Upon redoing parts (c) and (d), the network still predicted digit 3, but the probabilities changed. In the second run, I got higher probabilities for digits 1 and 2 than originally, whereas in the first run the digit 5 had a nonzero probability. Digit 3 still maintained the highest probability across both runs, though its value was not constant.

(f) Above, you should get slightly different results each time. Can you perhaps explain why?

Solution

The variation in results is due to two reasons. First, when initializing the neural network, random weights and biases are generated each time. Second, the training process uses mini-batch gradient descent rather than batch gradient descent, which means the training data is randomly shuffled at the beginning of each epoch. Since the network trains on randomly selected mini-batches of images, the final weight values differ between runs. These differing weights lead to the slight variations in the output probabilities for different digits that we observe.

For this question, please read the section called Introduction here: https://machinelearning.apple.com/research/face-detection.

(a) What kind of neural network does Apple use for features such as face recognition?

Solution

Apple uses Deep Neural Networks for features such as face recognition.
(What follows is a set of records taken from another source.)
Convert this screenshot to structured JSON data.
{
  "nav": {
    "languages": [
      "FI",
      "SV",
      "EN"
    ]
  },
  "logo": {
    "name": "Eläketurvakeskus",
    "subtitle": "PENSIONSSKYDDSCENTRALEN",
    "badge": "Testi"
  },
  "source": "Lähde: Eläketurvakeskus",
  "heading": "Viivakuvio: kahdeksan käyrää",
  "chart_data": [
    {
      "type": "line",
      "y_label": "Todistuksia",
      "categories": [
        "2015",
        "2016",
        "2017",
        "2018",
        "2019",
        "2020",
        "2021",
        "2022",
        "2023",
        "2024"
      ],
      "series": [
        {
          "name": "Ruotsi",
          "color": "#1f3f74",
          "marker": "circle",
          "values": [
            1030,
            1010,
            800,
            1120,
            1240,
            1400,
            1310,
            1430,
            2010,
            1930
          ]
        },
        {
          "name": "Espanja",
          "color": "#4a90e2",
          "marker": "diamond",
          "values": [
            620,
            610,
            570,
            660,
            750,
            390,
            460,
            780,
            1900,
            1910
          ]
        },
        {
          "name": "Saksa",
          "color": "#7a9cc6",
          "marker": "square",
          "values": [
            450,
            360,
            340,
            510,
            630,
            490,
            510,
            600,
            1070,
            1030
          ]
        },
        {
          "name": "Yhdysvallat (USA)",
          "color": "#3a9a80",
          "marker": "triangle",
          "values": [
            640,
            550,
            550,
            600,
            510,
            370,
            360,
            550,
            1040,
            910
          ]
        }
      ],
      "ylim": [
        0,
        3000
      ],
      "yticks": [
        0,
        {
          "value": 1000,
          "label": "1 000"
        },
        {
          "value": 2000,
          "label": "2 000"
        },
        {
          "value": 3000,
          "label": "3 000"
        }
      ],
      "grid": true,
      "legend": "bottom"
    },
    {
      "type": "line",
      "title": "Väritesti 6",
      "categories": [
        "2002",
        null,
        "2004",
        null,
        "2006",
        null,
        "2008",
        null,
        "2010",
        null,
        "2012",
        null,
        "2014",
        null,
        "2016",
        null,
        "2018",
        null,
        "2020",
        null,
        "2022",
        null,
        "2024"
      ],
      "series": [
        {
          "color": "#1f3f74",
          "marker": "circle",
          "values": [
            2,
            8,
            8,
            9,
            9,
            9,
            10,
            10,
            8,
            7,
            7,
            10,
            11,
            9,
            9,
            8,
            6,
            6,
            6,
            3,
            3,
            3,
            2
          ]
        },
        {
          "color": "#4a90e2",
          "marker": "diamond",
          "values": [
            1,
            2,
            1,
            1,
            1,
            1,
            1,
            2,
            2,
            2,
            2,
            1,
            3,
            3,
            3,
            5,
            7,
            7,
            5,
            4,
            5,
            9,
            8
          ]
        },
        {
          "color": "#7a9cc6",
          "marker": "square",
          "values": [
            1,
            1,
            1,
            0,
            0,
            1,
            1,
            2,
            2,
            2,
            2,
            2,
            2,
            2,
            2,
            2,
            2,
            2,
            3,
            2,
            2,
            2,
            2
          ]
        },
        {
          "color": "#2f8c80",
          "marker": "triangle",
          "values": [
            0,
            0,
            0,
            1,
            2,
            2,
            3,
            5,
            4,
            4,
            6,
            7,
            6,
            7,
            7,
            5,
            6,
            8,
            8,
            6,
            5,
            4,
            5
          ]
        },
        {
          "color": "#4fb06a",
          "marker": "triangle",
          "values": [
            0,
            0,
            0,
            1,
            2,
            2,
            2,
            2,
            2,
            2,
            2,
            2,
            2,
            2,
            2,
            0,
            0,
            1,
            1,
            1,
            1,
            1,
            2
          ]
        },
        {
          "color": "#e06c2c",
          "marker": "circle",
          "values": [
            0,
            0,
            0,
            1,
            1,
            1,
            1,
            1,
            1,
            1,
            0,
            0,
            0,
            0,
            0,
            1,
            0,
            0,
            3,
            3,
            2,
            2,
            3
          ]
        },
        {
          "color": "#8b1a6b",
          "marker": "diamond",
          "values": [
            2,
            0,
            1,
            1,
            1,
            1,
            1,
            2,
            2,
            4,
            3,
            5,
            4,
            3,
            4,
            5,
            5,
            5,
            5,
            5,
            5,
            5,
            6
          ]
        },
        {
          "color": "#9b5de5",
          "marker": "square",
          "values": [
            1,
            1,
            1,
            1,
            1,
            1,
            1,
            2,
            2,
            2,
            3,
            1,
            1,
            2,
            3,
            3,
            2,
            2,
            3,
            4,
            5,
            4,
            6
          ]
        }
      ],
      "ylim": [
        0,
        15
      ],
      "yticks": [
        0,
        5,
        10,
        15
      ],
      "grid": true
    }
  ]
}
(b) What are the drawbacks of using models in deep learning? Hint: see the second paragraph under the section Introduction.

Solution

Deep learning models consume significant system resources compared to traditional computer vision. These models demand substantially more memory, disk storage, and computational power.

(c) How did Apple (and the rest of the industry) manage to overcome the drawbacks outlined above?

Solution

Apple and other companies addressed these limitations by using cloud-based services and APIs to execute their deep learning models. This approach enables them to send images to remote servers for analysis using deep learning inference. Since cloud services typically provide powerful GPUs with substantial memory capacity, they can run large deep learning models server-side rather than locally, making the technology accessible despite mobile devices being less powerful.